THE EXPLORERS 2006 - Benchmark expanding exploration horizons
Independent plans to apply state-of-the-art techniques in the search for gas in Cook Inlet basin
Since acquiring 20 Kenai Peninsula tracts in the State of Alaska’s May 2006 Cook Inlet basin areawide lease sale, Alaska-newcomer Benchmark Oil and Gas Co. has articulated a clear mantra for exploration in the region: apply state-of-the-art technologies to find new reserves.
Cook Inlet dovetails into the company’s strategy of exploring in emerging areas where there are opportunities to use state-of-the-art 3-D seismic technology, Andrew Wight, a Benchmark landman and the company’s general counsel, told Petroleum News after the lease sale.
Wight also said that Benchmark likes to explore in areas that larger companies have found unattractive.
“We feel like that gives us a niche, using our technology, to get in and do some things in areas that have been overlooked or neglected for whatever reason by larger companies,” Wight said.
Denise Stone, the company’s exploration advisor, confirmed that focus on technology when she spoke at the Southcentral Alaska Energy Forum in September.
“The (Cook Inlet) exploration hiatus that took place in the ‘70s, ‘80s and ‘90s was also a technology hiatus and … we want to apply some technology that has not been brought to this area over the last 30 years,” Stone said.
Founded in 1976Benchmark Oil and Gas’s history as a Texas independent goes back to 1976. However, the Texas-based company became part of Swedish company Benchmark Oil and Gas AB in 2001. Onshore Texas remains the company’s core area for drilling and development and the company also owns active properties in California, Stone said. In addition to the company’s new venture in Alaska, Benchmark is seeking new opportunities for business in both Argentina and North Africa.

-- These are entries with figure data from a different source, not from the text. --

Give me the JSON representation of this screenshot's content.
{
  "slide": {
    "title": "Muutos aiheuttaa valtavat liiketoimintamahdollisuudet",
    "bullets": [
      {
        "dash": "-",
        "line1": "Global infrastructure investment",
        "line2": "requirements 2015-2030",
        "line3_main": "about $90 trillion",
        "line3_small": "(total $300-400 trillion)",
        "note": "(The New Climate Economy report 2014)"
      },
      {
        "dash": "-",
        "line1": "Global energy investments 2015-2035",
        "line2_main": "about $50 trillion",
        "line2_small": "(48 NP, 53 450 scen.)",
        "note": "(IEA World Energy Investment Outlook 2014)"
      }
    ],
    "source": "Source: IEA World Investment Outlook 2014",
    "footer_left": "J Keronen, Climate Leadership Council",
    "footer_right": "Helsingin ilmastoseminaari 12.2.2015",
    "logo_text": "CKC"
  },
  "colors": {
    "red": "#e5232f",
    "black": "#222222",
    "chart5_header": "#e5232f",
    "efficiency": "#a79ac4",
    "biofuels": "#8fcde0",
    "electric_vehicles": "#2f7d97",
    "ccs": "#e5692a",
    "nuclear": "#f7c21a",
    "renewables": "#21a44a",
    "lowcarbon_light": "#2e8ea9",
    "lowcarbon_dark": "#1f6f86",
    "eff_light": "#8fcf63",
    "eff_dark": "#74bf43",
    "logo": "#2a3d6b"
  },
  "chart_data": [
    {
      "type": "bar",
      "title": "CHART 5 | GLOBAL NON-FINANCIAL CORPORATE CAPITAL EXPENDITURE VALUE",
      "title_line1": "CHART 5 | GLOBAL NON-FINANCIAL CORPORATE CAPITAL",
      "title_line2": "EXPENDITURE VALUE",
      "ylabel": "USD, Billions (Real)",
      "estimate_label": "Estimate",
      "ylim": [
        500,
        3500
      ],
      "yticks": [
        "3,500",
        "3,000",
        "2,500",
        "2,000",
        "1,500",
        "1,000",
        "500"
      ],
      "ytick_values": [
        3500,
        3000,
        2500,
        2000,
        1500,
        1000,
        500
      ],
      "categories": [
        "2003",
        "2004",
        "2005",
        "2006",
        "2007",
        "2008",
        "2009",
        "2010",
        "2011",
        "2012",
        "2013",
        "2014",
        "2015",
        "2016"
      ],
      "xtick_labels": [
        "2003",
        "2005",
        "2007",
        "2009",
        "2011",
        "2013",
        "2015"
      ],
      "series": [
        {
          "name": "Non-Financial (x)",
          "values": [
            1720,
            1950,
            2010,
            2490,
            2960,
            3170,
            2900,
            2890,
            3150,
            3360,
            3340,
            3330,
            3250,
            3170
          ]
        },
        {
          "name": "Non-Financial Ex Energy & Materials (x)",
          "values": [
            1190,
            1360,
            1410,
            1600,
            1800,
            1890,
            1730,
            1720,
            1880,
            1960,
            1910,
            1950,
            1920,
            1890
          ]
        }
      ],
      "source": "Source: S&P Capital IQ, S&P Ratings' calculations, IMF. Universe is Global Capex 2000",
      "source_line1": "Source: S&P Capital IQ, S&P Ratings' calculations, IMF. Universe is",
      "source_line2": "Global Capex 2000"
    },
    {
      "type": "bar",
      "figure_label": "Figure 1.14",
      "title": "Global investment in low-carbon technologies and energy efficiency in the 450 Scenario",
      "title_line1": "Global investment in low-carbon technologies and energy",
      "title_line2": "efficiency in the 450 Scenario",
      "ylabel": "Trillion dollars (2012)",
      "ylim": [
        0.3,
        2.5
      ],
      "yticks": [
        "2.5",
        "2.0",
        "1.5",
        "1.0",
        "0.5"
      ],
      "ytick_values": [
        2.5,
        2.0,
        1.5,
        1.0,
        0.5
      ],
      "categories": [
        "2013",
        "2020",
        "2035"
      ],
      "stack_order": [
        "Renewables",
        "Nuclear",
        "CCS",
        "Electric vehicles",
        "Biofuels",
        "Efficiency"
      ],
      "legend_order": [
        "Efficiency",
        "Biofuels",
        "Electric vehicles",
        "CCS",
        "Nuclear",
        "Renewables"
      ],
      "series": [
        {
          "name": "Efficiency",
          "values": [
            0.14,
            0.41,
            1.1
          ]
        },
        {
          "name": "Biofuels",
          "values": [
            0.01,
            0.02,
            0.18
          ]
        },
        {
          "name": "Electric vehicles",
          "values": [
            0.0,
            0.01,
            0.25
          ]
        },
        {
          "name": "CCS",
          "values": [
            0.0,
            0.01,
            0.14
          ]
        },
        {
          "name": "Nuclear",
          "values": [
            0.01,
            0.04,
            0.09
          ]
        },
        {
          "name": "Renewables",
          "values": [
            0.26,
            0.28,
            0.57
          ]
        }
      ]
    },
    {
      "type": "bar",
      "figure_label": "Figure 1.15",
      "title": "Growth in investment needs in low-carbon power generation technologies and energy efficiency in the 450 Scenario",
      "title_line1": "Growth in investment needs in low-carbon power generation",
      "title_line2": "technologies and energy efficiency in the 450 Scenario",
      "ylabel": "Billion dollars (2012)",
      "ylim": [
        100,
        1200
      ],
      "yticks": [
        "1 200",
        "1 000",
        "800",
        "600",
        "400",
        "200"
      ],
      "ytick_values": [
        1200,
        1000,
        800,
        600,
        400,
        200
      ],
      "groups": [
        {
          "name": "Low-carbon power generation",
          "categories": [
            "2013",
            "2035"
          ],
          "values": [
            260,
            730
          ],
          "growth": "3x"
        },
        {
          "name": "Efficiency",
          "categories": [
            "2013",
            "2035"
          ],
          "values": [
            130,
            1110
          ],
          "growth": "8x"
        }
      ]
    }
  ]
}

The international nature of Benchmark Oil and Gas AB’s organization and business interests is reflected by multiple nationalities represented on the company’s board of directors, she said.
In 2006 the Swedish company raised capital by going public in the Nordic Growth Market exchange. Wight said that the company plans on investing a substantial amount of that capital in Alaska.
“Benchmark is a 100 percent upstream exploration and production company,” Stone said. “We’re in a growth spurt right now. We like to operate and we like to drill wells.”
And Stone emphasized the company’s drilling success of the past couple of years in areas where the company has been active.
“In 2005 Benchmark drilled 10 wells with a respectable success rate of 90 percent. … This year we plan to drill 12 wells,” she said. “To date we’ve drilled five of those and four have been successful.”
Evaluating previous workStone said that in Alaska Benchmark has acquired leases on tracts totaling 110,000 acres in three areas of the Kenai Peninsula: along the north coast of the peninsula, in the central peninsula and north of Kachemak Bay in the southern part of the peninsula. She said that the company’s first exploration activities for its acreage involve evaluating the work that has already been done in the Cook Inlet basin.
“We intend to explore by acquiring data,” Stone said. “We’re in the process right now of trying to get access to well data, existing seismic and also potential field data.”
Stone said that by next applying new technologies Benchmark hopes to identify drilling prospects that it would like to pursue. And she expressed the company’s excitement following its success in the Cook Inlet areawide lease sale.
“We are delighted that we have 20 out of 22 tracts that we applied for,” she said.
Stone attributed Benchmark’s interest in Alaska at least in part to the efforts of the staff from the Alaska Department of Natural Resources.
“If it wasn’t for those folks coming down to Houston and being at the American Association of Petroleum Geologists conference … and the North American Prospects Expo, if they hadn’t come and told the Alaska story as clearly and confidently as they did, I really don’t think Benchmark would have participated as aggressively as it did in the lease sale,” Stone said.
According to Bill Van Dyke, "Benchmark's actions to date indicate that they are very intent on building a first class data base covering Cook Inlet well and seismic information, collecting new seismic data where necessary and using the best science possible to explore in areas of the inlet that have been overlooked in the past.
"They seem to be doing all the right things so far," he said Oct. 25, 2006.
Van Dyke is the director of the State of Alaska's Division of Oil and Gas, which is under the Department of Natural Resources.